At least 150 Palestinians have been killed in the West Bank since the start of the war.
Many Israelis have called for Netanyahu’s resignation and the return of some 240 hostages held by Hamas. Some families abroad must try to make sure the hostages are not forgotten.
Netanyahu has refused to take responsibility for the Oct. 7 Hamas attack that killed more than 1,400 people. Relentless Palestinian rocket fire has forced tens of thousands of people in Israel from their homes.
In a reflection of widespread anger, a young government minister, Amihai Eliyahu, warned in a radio interview that Israel could simply drop an atomic bomb on Gaza. He then called the comments “metaphorical. ” Netanyahu suspended Eliyahu from cabinet meetings, a move with no practical effect.

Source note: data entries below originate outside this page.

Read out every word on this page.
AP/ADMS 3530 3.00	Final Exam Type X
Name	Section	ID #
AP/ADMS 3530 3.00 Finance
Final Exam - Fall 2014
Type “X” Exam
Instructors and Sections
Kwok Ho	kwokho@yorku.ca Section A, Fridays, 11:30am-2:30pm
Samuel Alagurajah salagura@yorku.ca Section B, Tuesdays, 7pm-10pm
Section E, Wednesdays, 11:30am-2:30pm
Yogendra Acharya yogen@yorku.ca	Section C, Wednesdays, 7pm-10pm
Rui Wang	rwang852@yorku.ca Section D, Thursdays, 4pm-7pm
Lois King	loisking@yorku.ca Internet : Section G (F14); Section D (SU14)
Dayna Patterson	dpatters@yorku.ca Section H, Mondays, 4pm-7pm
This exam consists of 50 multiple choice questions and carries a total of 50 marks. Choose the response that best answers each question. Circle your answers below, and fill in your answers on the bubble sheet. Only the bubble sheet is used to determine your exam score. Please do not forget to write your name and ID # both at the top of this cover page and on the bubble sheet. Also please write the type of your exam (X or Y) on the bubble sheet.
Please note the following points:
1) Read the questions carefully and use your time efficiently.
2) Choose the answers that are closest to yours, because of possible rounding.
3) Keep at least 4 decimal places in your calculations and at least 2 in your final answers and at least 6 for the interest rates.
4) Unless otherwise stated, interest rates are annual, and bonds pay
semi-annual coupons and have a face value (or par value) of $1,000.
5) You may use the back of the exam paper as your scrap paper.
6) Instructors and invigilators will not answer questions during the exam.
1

The U. S. military said Sunday it has located an Ohio-class nuclear submarine in the Middle East, though it’s unclear whether it’s armed with nuclear ballistic missiles. Several Ohio-class submarines are equipped with cruise missiles and have the capability to deploy with special operations forces.
Jobain reported from Khan Younis in the Gaza Strip and Chehayeb from Beirut. Associated Press editors Matthew Lee in Ramallah, West Bank; Samy Magdy in Cairo; Julia Frankel in Jerusalem and Cara Anna in New York contributed to this report.